Boot space depends on the seats adjusted. When the third row is left on the floor, only up to 492-litres can be accommodated. But once the middle row has been placed down, a flat floor gives way for 1650 litres. There are also two rear seats that can be raised up using pull ties. Use these extra seats with caution, however, as they can only accommodate short individuals. Taller passengers are best placed in the default seating areas.
The Carens comes with a good range of engine choices: from the 1.7 CRD diesels at 134bhp to the 1.6 GDI petrol at 133bhp. All three come with the standard six-speed manual gearbox. Although the 1.6-litre unit tends to struggle on steep inclines, it’s able to do the job on regular journeys around town. The higher-powered diesel engine is obviously the better choice for anyone who regularly drives long distances.

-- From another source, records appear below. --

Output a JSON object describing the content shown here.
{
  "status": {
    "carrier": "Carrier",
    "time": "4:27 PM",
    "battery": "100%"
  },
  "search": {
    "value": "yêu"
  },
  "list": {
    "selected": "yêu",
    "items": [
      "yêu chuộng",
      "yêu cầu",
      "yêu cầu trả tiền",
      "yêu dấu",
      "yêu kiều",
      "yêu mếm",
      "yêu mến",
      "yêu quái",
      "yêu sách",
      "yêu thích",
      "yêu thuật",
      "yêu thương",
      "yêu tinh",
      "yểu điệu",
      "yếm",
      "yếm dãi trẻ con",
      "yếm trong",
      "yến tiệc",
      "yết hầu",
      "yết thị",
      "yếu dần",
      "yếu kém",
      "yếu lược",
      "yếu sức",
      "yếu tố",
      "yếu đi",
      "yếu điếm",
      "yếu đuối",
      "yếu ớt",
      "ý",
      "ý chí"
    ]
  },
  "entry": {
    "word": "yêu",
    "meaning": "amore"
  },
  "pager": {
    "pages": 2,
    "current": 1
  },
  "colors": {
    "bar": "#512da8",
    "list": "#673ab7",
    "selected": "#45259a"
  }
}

Although the Carens boasts of able steering, its ride tends to falter in some aspects. Riding along choppy surfaces is a challenge. Body movement is kept at a minimum along lumps and bumps, but the car doesn’t absorb B-road disturbances compared to similar models. Fidgety is the best word to describe a ride on the Carens. This could cause some slight discomfort; the plus side is there is no actual harshness to the experience. Bangs and crashes are at least kept at a minimum.